The Institute benefits greatly from an excellent and long-standing relationship with the Egyptian Supreme Council of Antiquities, headed by Vice Minister of Culture Dr. Zahi Hawass, and from cordial relations with the local communities at Abydos. Its work is also greatly facilitated by the American Research Center in Egypt, headquartered in Cairo, which serves as the umbrella organization for most U.S.-sponsored archaeological projects in Egypt.

The Abydos House

The Institute’s field teams live and work at a field facility at Abydos, a house originally built in the late 1960s when Professor David O’Connor began working at the site. Its design includes rooms arranged around a series of spacious courtyards and many bedrooms built in a traditional Upper Egyptian domed form.
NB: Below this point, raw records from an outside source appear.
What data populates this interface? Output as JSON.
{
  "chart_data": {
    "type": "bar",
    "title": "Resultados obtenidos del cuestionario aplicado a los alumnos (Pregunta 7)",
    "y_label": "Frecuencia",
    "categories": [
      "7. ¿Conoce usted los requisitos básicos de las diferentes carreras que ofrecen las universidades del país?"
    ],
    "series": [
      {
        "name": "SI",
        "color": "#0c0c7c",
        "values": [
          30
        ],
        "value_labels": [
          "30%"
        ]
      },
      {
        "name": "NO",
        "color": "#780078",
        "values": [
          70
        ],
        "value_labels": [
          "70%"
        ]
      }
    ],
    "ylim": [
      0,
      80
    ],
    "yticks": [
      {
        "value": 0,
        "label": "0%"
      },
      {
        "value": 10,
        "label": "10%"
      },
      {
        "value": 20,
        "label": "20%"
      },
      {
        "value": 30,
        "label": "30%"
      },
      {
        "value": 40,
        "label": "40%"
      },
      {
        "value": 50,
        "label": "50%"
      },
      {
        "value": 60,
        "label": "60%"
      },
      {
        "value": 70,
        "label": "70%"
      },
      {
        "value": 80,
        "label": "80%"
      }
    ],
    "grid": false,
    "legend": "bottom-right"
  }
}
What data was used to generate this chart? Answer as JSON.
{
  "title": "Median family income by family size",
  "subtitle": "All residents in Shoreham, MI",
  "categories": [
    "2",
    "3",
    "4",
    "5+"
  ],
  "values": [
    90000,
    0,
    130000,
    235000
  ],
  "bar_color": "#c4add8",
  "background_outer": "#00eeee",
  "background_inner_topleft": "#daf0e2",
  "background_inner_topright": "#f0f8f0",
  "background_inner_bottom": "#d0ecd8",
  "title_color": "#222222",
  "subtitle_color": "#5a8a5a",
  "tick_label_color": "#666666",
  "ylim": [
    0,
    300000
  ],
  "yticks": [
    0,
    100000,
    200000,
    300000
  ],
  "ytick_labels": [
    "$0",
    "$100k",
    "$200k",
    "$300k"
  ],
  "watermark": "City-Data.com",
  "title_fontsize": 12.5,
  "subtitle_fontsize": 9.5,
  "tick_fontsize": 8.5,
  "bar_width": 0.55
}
The present Abydos field house has historical associations, as it was constructed on the site of a field house built in 1907 for John Garstang of the University of Liverpool and later used for many years by the Egypt Exploration Society. In a ruined condition by the 1960s, the Garstang house was demolished and the new house built in the same location. In the 1990s, with the advent of computers and digital surveying equipment in archaeology, the house was partly electrified. The 1960s house was greatly expanded and improved in 2001, in response to expanded and more regular Institute field operations, with the construction of new bedrooms, storage facilities, and workrooms, as well as the installation of flush toilets and hot water showers. The Abydos house continues to evolve to meet the needs of modern archaeological fieldwork, most recently with the addition of wireless high- speed internet throughout the compound and the construction of additional storage and lab space to accommodate the growing research collection.

Operations Staff

The Institute’s Abydos operations are greatly facilitated by a dedicated Egyptian staff, headed by Mr. Ahmed Ragab Ahmed. a skilled manager who has proven his facility for finding creative and effective solutions to virtually any need. The excavation workforce is managed by Reis, or Foreman, Ibrahim Mohammed Ali. Reis Ibrahim is the scion of a line of specialized archaeological workers coming from the Upper Egyptian town of Quft and called “Quftis” that was originally organized and trained by the father of Egyptian archaeology, W. M. F. Petrie. Reis Ibrahim succeeded his father, Mohammed Ali Abdelrahim Mahfouz, as reis at Abydos, who had himself followed an uncle in the same family, Reis Hofni Ibrahim Salama.